To summarize before I even begin: we don’t know. This strain of coronavirus is novel and to predict how a new virus will behave based on how others have is always speculative. We know the current trend of respiratory viruses is that they are less prevalent in the summer and they transmit more efficiently in the winter. However, there is no herd immunity for COVID. Herd immunity means that there is mass immunity in a community that decreases the rate of transmission – therefore,, most people do not get or transmit the disease. However, there is no herd immunity with COVID-19 because of its novelty, so all of us have the ability to contract and/or spread the virus. Only time will tell.

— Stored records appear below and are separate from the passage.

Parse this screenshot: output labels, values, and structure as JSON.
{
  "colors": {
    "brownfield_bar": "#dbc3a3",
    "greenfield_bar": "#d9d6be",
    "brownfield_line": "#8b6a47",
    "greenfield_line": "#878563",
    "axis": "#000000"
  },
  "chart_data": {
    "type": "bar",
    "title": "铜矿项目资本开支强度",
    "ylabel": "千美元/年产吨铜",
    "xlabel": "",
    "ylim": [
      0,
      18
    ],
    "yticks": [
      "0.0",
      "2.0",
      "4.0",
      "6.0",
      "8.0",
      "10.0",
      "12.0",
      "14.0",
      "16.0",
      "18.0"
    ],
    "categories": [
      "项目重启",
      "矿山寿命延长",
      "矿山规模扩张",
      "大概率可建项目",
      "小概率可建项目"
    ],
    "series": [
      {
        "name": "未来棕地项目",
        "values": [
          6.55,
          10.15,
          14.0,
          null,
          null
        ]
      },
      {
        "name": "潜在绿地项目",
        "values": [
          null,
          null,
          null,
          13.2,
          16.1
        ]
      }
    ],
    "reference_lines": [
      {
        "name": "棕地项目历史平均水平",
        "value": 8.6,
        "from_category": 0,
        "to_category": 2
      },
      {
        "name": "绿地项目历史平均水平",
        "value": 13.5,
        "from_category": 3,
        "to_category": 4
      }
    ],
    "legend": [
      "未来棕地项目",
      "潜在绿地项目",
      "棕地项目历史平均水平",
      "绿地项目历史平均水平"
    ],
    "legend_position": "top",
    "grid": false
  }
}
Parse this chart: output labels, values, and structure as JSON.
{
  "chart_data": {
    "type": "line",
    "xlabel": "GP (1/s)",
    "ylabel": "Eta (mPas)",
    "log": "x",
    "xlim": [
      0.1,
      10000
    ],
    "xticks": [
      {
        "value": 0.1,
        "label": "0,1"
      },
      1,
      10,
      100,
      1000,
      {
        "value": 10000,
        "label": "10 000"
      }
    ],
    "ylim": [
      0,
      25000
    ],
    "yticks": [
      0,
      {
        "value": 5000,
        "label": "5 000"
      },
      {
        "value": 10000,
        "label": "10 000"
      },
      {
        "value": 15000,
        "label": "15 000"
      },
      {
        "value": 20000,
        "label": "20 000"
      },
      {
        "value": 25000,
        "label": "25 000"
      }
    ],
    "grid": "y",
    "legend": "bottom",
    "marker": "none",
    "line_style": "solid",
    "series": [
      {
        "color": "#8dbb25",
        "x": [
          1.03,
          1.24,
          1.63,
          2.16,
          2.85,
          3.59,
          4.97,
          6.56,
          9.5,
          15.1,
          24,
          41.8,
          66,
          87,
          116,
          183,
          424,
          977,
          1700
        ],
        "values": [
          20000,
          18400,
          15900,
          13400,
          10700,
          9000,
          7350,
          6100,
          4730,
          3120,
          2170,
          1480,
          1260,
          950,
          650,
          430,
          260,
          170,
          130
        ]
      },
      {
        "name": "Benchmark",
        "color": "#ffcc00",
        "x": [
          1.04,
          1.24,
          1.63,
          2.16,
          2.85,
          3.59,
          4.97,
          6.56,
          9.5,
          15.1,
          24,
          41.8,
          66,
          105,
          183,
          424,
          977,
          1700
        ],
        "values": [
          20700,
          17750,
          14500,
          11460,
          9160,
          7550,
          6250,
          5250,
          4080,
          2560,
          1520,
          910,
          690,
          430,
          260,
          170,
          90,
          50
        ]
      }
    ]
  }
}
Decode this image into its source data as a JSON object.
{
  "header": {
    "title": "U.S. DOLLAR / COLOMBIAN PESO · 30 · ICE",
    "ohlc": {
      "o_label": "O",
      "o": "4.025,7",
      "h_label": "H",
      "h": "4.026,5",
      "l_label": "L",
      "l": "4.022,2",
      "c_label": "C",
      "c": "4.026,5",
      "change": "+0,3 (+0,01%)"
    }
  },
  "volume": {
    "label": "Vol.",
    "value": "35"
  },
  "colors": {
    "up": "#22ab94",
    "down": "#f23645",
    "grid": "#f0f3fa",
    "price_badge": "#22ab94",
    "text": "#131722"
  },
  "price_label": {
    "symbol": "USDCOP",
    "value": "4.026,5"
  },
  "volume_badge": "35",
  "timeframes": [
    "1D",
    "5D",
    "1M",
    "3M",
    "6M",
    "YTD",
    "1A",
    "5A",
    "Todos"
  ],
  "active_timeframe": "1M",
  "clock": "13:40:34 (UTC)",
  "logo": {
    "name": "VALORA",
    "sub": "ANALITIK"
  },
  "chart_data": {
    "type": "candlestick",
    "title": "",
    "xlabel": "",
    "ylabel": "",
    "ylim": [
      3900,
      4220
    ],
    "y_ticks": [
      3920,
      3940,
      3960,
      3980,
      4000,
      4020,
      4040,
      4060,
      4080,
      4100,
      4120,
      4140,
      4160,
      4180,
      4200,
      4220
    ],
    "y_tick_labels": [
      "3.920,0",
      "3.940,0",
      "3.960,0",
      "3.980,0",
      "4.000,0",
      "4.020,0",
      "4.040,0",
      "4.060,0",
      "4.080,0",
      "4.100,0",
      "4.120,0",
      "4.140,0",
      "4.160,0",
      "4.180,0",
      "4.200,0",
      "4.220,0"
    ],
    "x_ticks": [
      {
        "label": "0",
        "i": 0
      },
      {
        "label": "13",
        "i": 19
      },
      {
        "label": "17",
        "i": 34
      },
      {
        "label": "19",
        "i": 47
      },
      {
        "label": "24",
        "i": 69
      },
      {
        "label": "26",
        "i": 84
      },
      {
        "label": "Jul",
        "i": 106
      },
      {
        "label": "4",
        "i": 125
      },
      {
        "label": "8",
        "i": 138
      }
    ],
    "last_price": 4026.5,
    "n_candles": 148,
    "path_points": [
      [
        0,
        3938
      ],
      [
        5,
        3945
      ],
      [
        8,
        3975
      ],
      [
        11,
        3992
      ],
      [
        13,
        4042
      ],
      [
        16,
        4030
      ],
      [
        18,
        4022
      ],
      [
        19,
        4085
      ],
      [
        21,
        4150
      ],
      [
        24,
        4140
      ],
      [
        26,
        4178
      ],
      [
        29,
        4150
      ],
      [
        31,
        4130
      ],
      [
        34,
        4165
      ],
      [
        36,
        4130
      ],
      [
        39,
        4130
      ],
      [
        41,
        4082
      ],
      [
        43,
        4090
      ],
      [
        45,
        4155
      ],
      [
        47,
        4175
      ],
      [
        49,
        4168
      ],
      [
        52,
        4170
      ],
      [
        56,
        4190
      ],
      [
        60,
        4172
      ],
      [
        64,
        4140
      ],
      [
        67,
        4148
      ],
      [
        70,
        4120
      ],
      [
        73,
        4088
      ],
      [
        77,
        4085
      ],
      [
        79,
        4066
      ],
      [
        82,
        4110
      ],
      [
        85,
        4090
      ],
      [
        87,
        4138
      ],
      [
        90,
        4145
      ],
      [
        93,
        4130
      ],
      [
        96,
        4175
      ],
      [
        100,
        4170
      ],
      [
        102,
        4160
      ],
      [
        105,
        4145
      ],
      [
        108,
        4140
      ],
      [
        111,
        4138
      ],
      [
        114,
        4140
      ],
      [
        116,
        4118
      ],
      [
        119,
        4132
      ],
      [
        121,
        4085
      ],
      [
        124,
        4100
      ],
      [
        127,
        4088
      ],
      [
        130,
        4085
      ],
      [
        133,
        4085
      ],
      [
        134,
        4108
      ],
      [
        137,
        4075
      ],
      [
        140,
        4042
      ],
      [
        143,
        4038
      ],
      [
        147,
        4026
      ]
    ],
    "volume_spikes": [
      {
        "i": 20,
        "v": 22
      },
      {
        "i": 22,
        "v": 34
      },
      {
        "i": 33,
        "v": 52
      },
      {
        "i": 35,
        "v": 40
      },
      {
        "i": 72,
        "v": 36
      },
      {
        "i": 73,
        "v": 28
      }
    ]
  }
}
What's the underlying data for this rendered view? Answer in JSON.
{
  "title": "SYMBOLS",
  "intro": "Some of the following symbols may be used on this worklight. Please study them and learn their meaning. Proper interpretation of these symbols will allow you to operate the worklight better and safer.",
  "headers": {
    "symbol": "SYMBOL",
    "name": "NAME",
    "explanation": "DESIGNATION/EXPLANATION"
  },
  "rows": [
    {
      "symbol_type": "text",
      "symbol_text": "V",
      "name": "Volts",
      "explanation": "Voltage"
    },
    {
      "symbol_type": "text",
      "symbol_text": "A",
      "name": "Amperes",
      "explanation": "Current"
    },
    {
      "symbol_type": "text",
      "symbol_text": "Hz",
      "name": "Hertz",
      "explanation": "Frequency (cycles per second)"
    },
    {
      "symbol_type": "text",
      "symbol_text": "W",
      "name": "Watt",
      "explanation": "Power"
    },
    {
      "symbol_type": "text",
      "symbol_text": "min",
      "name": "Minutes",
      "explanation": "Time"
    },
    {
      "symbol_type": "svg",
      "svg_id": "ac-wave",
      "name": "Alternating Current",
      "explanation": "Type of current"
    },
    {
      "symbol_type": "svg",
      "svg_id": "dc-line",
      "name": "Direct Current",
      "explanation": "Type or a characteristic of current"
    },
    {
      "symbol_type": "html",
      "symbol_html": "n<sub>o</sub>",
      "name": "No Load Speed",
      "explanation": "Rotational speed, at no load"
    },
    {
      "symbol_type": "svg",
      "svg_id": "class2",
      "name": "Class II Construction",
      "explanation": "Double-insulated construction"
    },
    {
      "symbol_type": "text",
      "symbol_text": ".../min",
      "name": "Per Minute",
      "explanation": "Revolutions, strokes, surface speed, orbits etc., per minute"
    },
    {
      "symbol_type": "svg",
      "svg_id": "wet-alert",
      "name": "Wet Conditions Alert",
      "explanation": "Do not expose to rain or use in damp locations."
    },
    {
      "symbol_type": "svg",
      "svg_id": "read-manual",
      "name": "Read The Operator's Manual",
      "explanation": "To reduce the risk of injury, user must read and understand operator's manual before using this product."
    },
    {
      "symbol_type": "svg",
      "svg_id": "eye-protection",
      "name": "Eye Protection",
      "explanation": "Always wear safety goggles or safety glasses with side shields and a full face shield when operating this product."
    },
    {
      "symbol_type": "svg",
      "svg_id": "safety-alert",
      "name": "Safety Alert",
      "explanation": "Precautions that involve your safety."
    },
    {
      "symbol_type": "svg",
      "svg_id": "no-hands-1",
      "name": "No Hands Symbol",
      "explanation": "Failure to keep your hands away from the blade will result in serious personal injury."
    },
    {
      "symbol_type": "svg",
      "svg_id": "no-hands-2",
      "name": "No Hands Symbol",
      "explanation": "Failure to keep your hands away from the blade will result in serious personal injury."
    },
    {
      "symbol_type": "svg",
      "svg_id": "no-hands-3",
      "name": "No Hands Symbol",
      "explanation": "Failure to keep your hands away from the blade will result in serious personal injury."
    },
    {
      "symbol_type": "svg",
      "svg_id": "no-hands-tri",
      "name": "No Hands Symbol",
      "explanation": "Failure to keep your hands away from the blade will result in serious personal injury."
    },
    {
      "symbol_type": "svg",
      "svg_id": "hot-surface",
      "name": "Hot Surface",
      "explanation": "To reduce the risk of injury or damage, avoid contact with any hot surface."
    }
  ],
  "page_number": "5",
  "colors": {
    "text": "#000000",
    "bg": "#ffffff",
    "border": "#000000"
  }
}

How many people are dying with COVID?

I am only going to give U.S. statistics, because there are many variables in the differences in mortality rates across the world. As of April 3, out of the 275,288 diagnosed and confirmed COVID cases, there have been 7,094 deaths. This is roughly a mortality rate around 2.6%, and is more specifically, a case fatality rate. I would like to reiterate that this is again out of the confirmed cases via testing. There are numerous presumed or unknown cases not taken into account, which would therefore decrease the mortality rate. The large majority of mortalities arise from old age and comorbidities, such as cardiovascular, respiratory, and obesity. This is not going to put us at ease, as we all know and love someone with one of those underlying conditions and do not want to transmit it to them. However, it is important to understand why we are sheltering and implementing other protective measures.

How is this going to end?

Medical experts, scientists and epidemiologists, cannot say for certain. Most agree that we are past the point of containment. It’s possible that this virus could continue to circulate among humans, such as influenza or common colds. It is unknown at this point if COVID will become seasonal, but it does appear that this situation is going to get worse before it gets better. Only time will tell if the situation improves through seasonality, herd immunity, vaccine, or treatment.

Stay safe and please talk to friends, family, or professionals about stress and fears. These are anxiety-inducing times and it is so important, now more than ever, to support each other.